100 drainspouts carved into the stone at each corner combat torrential rains and the area’s high storm-water run-off. Among the gargoyles carved into these drainspouts are the mythical makara – half elephant and half fish – said to be the water-chariots of the gods.  Is the hum I hear rising from below their song? Or are the whisperings among the spirit of that long forgotten lake. Even silence echoes in this holy place where the wind communes with a host of Buddha.  

Even in its absence, water is an eroding factor, destabilizing this ancient temple of Borobudur. The footprint left by the paleolake is soft and moves in waves during Java’s numerous quakes. Add to this the damage done by the twin volcanoes. Water and fire. With the Hindu and Buddhist empires in decline, and Islam on the rise, Borobudur was abandoned in the 14th century. Nature lovingly buried it in vegetation and ash.  

Java was under British administration when rumor of this lost temple sparked excavation. The year was 1814. I wonder what it was like, to uncover this topmost level and begin the intended pilgrimage backwards. From the formless ocean of nirvana to a dried-up bed of an ancient lake – this is the path the sun is taking now. All radiance is lost to a creeping blackness.   


And still we linger. It is Ramadan, Indonesia’s month of fasting and prayers. From village to village and mosque to mosque, across rice fields and two rivers, we hear the rising crescendo of the call to prayers. Fervent and relentless as the currents of the sea, it builds in collective energy.  

Fire and water. Soon there will be fireworks. Followed by rain.

Blitar On Independence Day

August 2006

“Dirgahayu Ri!” The cries elevate to a roar and are echoed by our English-speaking companions. “Long Live Indonesia.” 
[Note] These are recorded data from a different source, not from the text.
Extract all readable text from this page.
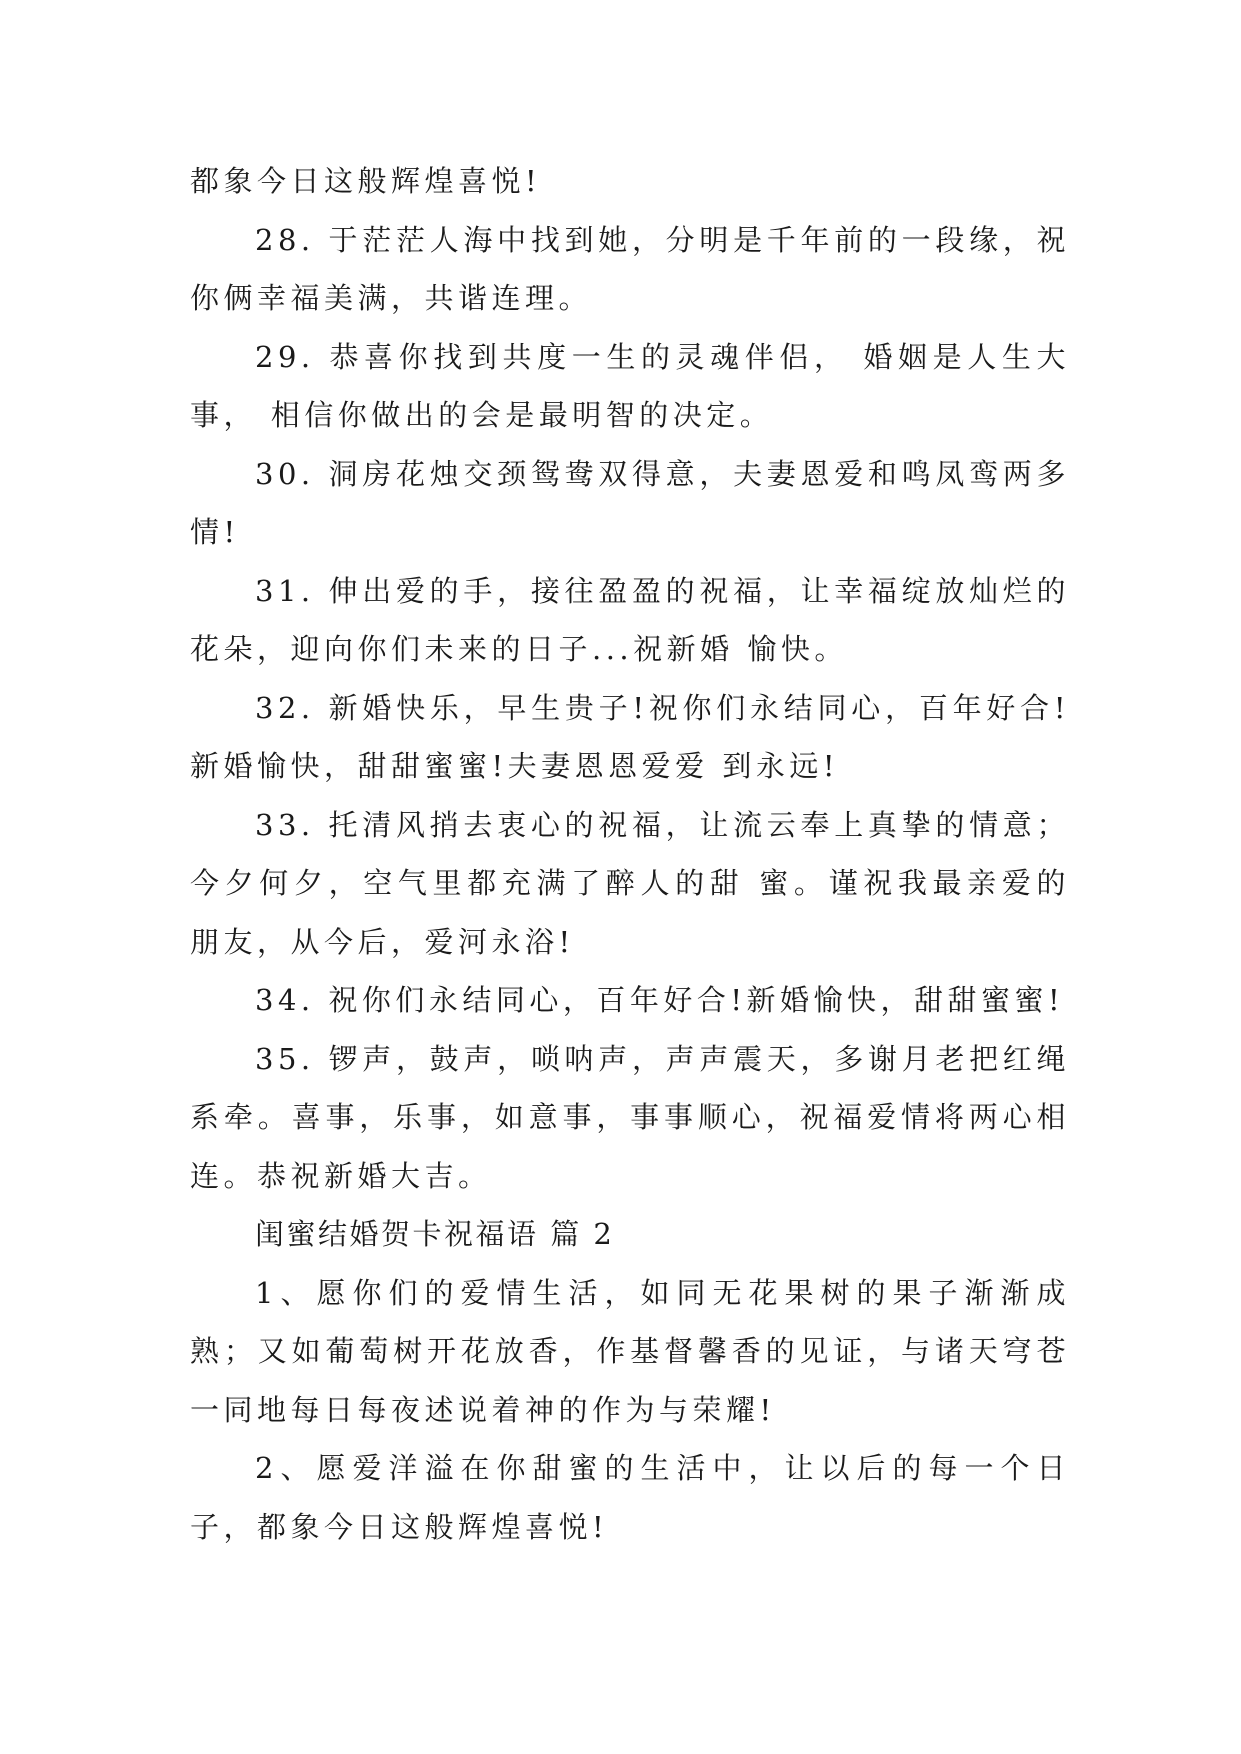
都象今日这般辉煌喜悦!

28. 于茫茫人海中找到她，分明是千年前的一段缘，祝你俩幸福美满，共谐连理。

29. 恭喜你找到共度一生的灵魂伴侣， 婚姻是人生大事， 相信你做出的会是最明智的决定。

30. 洞房花烛交颈鸳鸯双得意，夫妻恩爱和鸣凤鸾两多情!

31. 伸出爱的手，接往盈盈的祝福，让幸福绽放灿烂的花朵，迎向你们未来的日子...祝新婚 愉快。

32. 新婚快乐，早生贵子!祝你们永结同心，百年好合!新婚愉快，甜甜蜜蜜!夫妻恩恩爱爱 到永远!

33. 托清风捎去衷心的祝福，让流云奉上真挚的情意；今夕何夕，空气里都充满了醉人的甜 蜜。谨祝我最亲爱的朋友，从今后，爱河永浴!

34. 祝你们永结同心，百年好合!新婚愉快，甜甜蜜蜜!

35. 锣声，鼓声，唢呐声，声声震天，多谢月老把红绳系牵。喜事，乐事，如意事，事事顺心，祝福爱情将两心相连。恭祝新婚大吉。

闺蜜结婚贺卡祝福语 篇 2

1、愿你们的爱情生活，如同无花果树的果子渐渐成熟；又如葡萄树开花放香，作基督馨香的见证，与诸天穹苍一同地每日每夜述说着神的作为与荣耀!

2、愿爱洋溢在你甜蜜的生活中，让以后的每一个日子，都象今日这般辉煌喜悦!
It’s August 17th. Independence Day. In Blitar, where Indonesia’s first President Soekarno is buried, the entire city celebrates. Buildings shed of a year’s grime boast newly painted facades in red and white. Banners broadcast these colors of the Indonesian flag amidst a parade of students marching in uniform.  

Wiry old men flash us the peace sign. Here, where life expectancy is a mere 65 years, few gathered and witnessed the event that sparks this celebration. 1945. The Japanese surrender to the Allies. Indonesia, free of Japanese occupation, proclaims its independence from the sovereign Netherlands. Thus begins four years of diplomatic and armed resistance that culminates in Indonesia’s independence.  
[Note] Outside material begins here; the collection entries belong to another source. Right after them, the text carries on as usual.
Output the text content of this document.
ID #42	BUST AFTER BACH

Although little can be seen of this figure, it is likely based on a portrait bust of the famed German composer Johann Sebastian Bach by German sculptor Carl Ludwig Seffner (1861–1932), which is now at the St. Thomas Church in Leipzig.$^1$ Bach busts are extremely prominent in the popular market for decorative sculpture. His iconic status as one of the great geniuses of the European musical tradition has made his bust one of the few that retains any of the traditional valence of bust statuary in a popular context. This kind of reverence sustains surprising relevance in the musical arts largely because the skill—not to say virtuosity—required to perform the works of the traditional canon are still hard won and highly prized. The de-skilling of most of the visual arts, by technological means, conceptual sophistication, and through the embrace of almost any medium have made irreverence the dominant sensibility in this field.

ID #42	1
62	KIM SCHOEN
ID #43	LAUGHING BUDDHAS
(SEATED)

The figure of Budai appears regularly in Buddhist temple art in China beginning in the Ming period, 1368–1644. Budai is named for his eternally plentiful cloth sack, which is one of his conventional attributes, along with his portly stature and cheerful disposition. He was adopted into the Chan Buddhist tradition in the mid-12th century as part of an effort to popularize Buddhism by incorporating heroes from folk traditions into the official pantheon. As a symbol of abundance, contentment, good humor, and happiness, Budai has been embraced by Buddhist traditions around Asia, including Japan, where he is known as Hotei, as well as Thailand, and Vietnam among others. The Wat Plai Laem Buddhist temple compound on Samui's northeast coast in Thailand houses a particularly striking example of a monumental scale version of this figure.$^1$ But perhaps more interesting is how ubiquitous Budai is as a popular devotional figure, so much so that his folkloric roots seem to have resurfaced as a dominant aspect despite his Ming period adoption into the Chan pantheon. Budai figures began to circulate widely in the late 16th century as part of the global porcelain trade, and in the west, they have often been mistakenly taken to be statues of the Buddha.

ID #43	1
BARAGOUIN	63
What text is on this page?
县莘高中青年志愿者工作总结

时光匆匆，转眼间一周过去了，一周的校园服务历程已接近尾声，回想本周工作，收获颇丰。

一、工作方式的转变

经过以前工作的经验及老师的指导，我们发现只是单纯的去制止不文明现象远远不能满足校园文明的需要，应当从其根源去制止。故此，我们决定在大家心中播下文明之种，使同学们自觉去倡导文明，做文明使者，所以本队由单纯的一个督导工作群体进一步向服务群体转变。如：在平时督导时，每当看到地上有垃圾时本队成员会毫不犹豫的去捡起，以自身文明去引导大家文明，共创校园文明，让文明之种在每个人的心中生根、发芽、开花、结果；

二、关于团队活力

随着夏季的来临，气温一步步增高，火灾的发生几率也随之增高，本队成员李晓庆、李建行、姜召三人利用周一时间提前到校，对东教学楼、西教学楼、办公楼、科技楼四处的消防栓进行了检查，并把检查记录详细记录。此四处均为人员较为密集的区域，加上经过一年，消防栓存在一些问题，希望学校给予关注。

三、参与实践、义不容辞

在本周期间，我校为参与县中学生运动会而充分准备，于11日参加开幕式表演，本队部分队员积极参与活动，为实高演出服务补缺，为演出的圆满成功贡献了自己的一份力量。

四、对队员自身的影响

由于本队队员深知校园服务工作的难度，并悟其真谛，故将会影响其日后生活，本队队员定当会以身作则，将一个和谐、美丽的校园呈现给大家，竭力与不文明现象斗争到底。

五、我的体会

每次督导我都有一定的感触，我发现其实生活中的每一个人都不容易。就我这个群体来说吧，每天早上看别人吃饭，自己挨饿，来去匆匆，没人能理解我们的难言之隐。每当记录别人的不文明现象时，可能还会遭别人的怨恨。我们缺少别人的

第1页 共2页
We move with the crowds and the parade of marching students, past storefronts that dual as residences. Independence has had little impact on urban poverty. Cement floors polished to a marble sheen defy the insularity of soot-covered walls.  Furniture is sparse: cots with piles of sheets, a vinyl sofa, an oversized TV, a shrine or prayer alter, and wall art most often political or religious by nature

By tonight, celebrants will gather more intimately. The city will glow with the acrid smoke of miniature fires kindled along the sidewalks for meal preparation or the nightly burning of garbage. Families who traveled from nearby villages to be part of the celebration will board a motor scooter – father and mother with children between – to share the road with cars, becaks, wandering pedestrians and the occasional horse or donkey. This rush of late traffic will generate enough wind to lift an abandoned streamer and set it free. A flash of red and white like the tail of an invisible kite, this streamer will dance on currents of air in a sky that threatens rain. Dirgahayu Ri.